Americans celebrate the first Monday of September as Labor Day (declared a national holiday by President Grover Cleveland in 1894). But years earlier, the first Monday in September was a day of tense expectancy as Michigan militia, led by our “boy governor,” prepared to defend Michigan’s honor in the streets of a settlement called Toledo.
The fight for a town that Michiganians believed belonged to them – not neighboring Ohio – began in early 1835 as Michigan sought to join the Union as a state. Both Michigan and Ohio claimed Toledo at the mouth of the Maumee River. The dispute led to the Toledo War – a conflict that left no one dead, but caused much damage. During the spring and summer, Michigan posses assaulted and arrested Ohioans seeking to establish jurisdiction in the disputed territory.
The climax of the Toledo War occurred on the first Monday in September. On that day, the Ohioans planned to hold a session of court in Toledo, establishing once and for all that Toledo belonged to their state.
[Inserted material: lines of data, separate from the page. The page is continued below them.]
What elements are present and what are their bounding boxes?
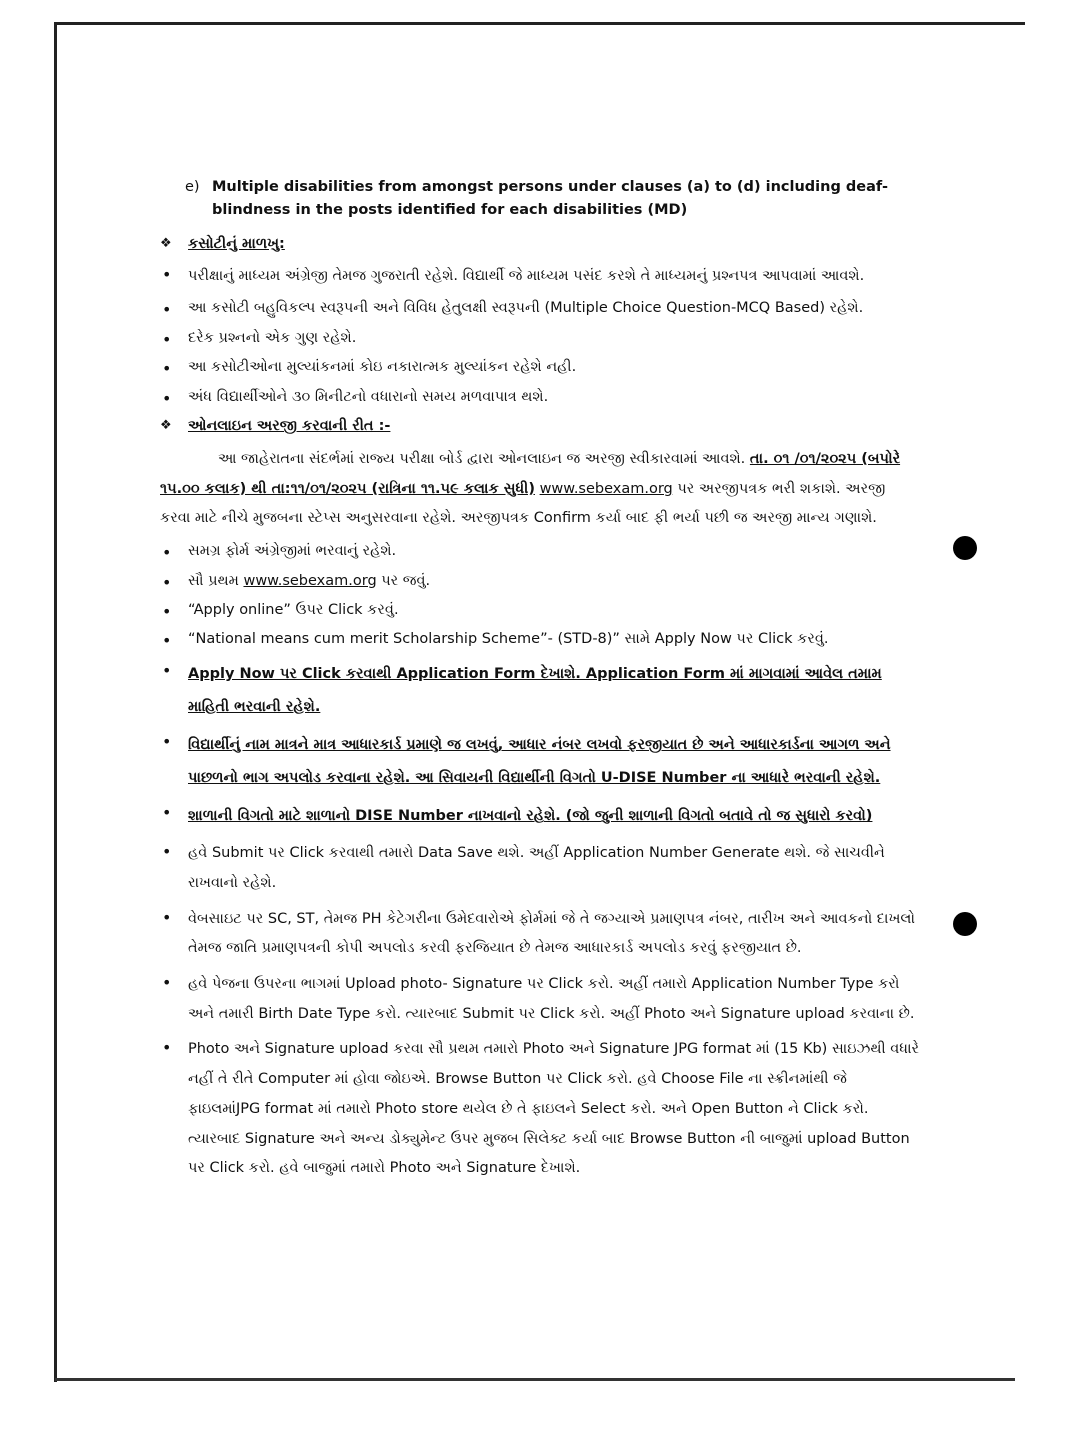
- punch-hole: [953, 536, 977, 560]
- intro-paragraph: [160, 445, 920, 534]
- bullet-icon: •: [162, 972, 172, 992]
- bullet-item: [160, 839, 920, 898]
- bullet-text: હવે પેજના ઉપરના ભાગમાં Upload photo- Signature પર Click કરો. અહીં તમારો Application Number Type કરો અને તમારી Birth Date Type કરો. ત્યારબાદ Submit પર Click કરો. અહીં Photo અને Signature upload કરવાના છે.: [188, 975, 915, 1022]
- bullet-text: આ કસોટીઓના મુલ્યાંકનમાં કોઇ નકારાત્મક મુલ્યાંકન રહેશે નહી.: [188, 359, 577, 376]
- bullet-item: [160, 599, 920, 622]
- punch-hole: [953, 912, 977, 936]
- intro-text: આ જાહેરાતના સંદર્ભમાં રાજ્ય પરીક્ષા બોર્ડ દ્વારા ઓનલાઇન જ અરજી સ્વીકારવામાં આવશે.: [218, 450, 746, 467]
- bullet-text: પરીક્ષાનું માધ્યમ અંગ્રેજી તેમજ ગુજરાતી રહેશે. વિદ્યાર્થી જે માધ્યમ પસંદ કરશે તે માધ્યમનું પ્રશ્નપત્ર આપવામાં આવશે.: [188, 268, 865, 285]
- bullet-text: “Apply online” ઉપર Click કરવું.: [188, 602, 399, 618]
- bullet-icon: •: [162, 660, 172, 680]
- list-marker: e): [185, 179, 200, 195]
- heading-text: ઓનલાઇન અરજી કરવાની રીત :-: [188, 418, 391, 435]
- bullet-item: [160, 297, 920, 320]
- bullet-text: દરેક પ્રશ્નનો એક ગુણ રહેશે.: [188, 329, 357, 346]
- scan-border-left: [54, 22, 57, 1382]
- bullet-text: પર જવું.: [381, 572, 431, 589]
- bullet-icon: •: [162, 572, 172, 592]
- bullet-text: હવે Submit પર Click કરવાથી તમારો Data Save થશે. અહીં Application Number Generate થશે. જે સાચવીને રાખવાનો રહેશે.: [188, 845, 885, 891]
- bullet-text: વિદ્યાર્થીનું નામ માત્રને માત્ર આધારકાર્ડ પ્રમાણે જ લખવું, આધાર નંબર લખવો ફરજીયાત છે અને આધારકાર્ડના આગળ અને પાછળનો ભાગ અપલોડ કરવાના રહેશે. આ સિવાયની વિદ્યાર્થીની વિગતો U-DISE Number ના આધારે ભરવાની રહેશે.: [188, 737, 891, 786]
- bullet-icon: •: [162, 265, 172, 285]
- scan-border-top: [55, 22, 1025, 25]
- bullet-text: વેબસાઇટ પર SC, ST, તેમજ PH કેટેગરીના ઉમેદવારોએ ફોર્મમાં જે તે જગ્યાએ પ્રમાણપત્ર નંબર, તારીખ અને આવકનો દાખલો તેમજ જાતિ પ્રમાણપત્રની કોપી અપલોડ કરવી ફરજિયાત છે તેમજ આધારકાર્ડ અપલોડ કરવું ફરજીયાત છે.: [188, 910, 915, 957]
- bullet-icon: •: [162, 300, 172, 320]
- diamond-bullet-icon: ❖: [160, 418, 172, 434]
- bullet-item: [160, 327, 920, 350]
- bullet-item: [160, 386, 920, 409]
- bullet-item: [160, 729, 920, 794]
- bullet-icon: •: [162, 329, 172, 349]
- bullet-icon: •: [162, 388, 172, 408]
- bullet-text: શાળાની વિગતો માટે શાળાનો DISE Number નાખવાનો રહેશે. (જો જુની શાળાની વિગતો બતાવે તો જ સુધારો કરવો): [188, 808, 873, 825]
- bullet-text: Apply Now પર Click કરવાથી Application Form દેખાશે. Application Form માં માગવામાં આવેલ તમામ માહિતી ભરવાની રહેશે.: [188, 665, 882, 715]
- bullet-icon: •: [162, 359, 172, 379]
- diamond-bullet-icon: ❖: [160, 235, 172, 251]
- bullet-item: [160, 628, 920, 651]
- bullet-item: [160, 570, 920, 593]
- bullet-text: “National means cum merit Scholarship Scheme”- (STD-8)” સામે Apply Now પર Click કરવું.: [188, 631, 829, 648]
- bullet-text: Photo અને Signature upload કરવા સૌ પ્રથમ તમારો Photo અને Signature JPG format માં (15 Kb) સાઇઝથી વધારે નહીં તે રીતે Computer માં હોવા જોઇએ. Browse Button પર Click કરો. હવે Choose File ના સ્ક્રીનમાંથી જે ફાઇલમાંJPG format માં તમારો Photo store થયેલ છે તે ફાઇલને Select કરો. અને Open Button ને Click કરો. ત્યારબાદ Signature અને અન્ય ડોક્યુમેન્ટ ઉપર મુજબ સિલેક્ટ કર્યા બાદ Browse Button ની બાજુમાં upload Button પર Click કરો. હવે બાજુમાં તમારો Photo અને Signature દેખાશે.: [188, 1041, 920, 1177]
- intro-rest-text: પર અરજીપત્રક ભરી શકાશે. અરજી કરવા માટે નીચે મુજબના સ્ટેપ્સ અનુસરવાના રહેશે. અરજીપત્રક Confirm કર્યા બાદ ફી ભર્યા પછી જ અરજી માન્ય ગણાશે.: [160, 480, 886, 527]
- bullet-item: [160, 1035, 920, 1184]
- bullet-item: [160, 658, 920, 723]
- bullet-icon: •: [162, 543, 172, 563]
- section-heading-online-application: [160, 415, 920, 438]
- bullet-icon: •: [162, 732, 172, 752]
- list-item-e: [160, 176, 920, 223]
- section-heading-exam-structure: [160, 233, 920, 256]
- document-body: [160, 176, 920, 1190]
- heading-text: કસોટીનું માળખુ:: [188, 235, 285, 252]
- scan-border-bottom: [55, 1378, 1015, 1381]
- bullet-text: સૌ પ્રથમ: [188, 572, 239, 589]
- list-item-text: Multiple disabilities from amongst persons under clauses (a) to (d) including deaf-blindness in the posts identified for each disabilities (MD): [212, 179, 888, 219]
- bullet-item: [160, 800, 920, 833]
- application-dates: તા. ૦૧ /૦૧/૨૦૨૫ (બપોરે ૧૫.૦૦ કલાક) થી તા:૧૧/૦૧/૨૦૨૫ (રાત્રિના ૧૧.૫૯ કલાક સુધી): [160, 450, 901, 497]
- bullet-item: [160, 970, 920, 1029]
- website-link[interactable]: www.sebexam.org: [243, 572, 377, 589]
- bullet-icon: •: [162, 602, 172, 621]
- bullet-item: [160, 262, 920, 291]
- bullet-text: આ કસોટી બહુવિકલ્પ સ્વરૂપની અને વિવિધ હેતુલક્ષી સ્વરૂપની (Multiple Choice Question-MCQ Based) રહેશે.: [188, 300, 864, 317]
- bullet-text: અંધ વિદ્યાર્થીઓને ૩૦ મિનીટનો વધારાનો સમય મળવાપાત્ર થશે.: [188, 388, 549, 405]
- bullet-icon: •: [162, 907, 172, 927]
- bullet-icon: •: [162, 842, 172, 862]
- bullet-text: સમગ્ર ફોર્મ અંગ્રેજીમાં ભરવાનું રહેશે.: [188, 543, 397, 560]
- bullet-item: [160, 905, 920, 964]
- bullet-icon: •: [162, 631, 172, 651]
- bullet-icon: •: [162, 1038, 172, 1058]
- bullet-item: [160, 356, 920, 379]
- bullet-icon: •: [162, 803, 172, 823]
- website-link[interactable]: www.sebexam.org: [539, 480, 673, 497]
- bullet-item: [160, 540, 920, 563]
Michigan governor Stevens T. Mason responded to this plan by leading a force of one thousand armed Michiganians to Toledo. Twenty-one-year-old Michigan volunteer J. Wilkie Moore wrote that as they marched to Toledo they “had a vast amount of fun.” According to Moore, the farmers along the way “welcomed us enthusiastically because we were fighting for Michigan.” Despite the gaiety of the moment, Moore expected “bloodshed.”
When Mason’s men arrived in Toledo they found no Ohio soldiers or government officials. Instead, the Michiganians harassed pro-Ohio residents before returning home, thinking they were victorious. They were wrong. The Ohioans had held their court session quietly in the early morning darkness and crossed back into Ohio before the Michiganians reached Toledo.
The September “defense” of Michigan’s claim to Toledo brought the Toledo War to a close. Mason was fired as territorial governor and eventually Michigan was forced by the federal government to give up Toledo in exchange for the western Upper Peninsula and statehood. With no disrespect to present-day Toledoans, for Michiganians it was case where losing was actually winning.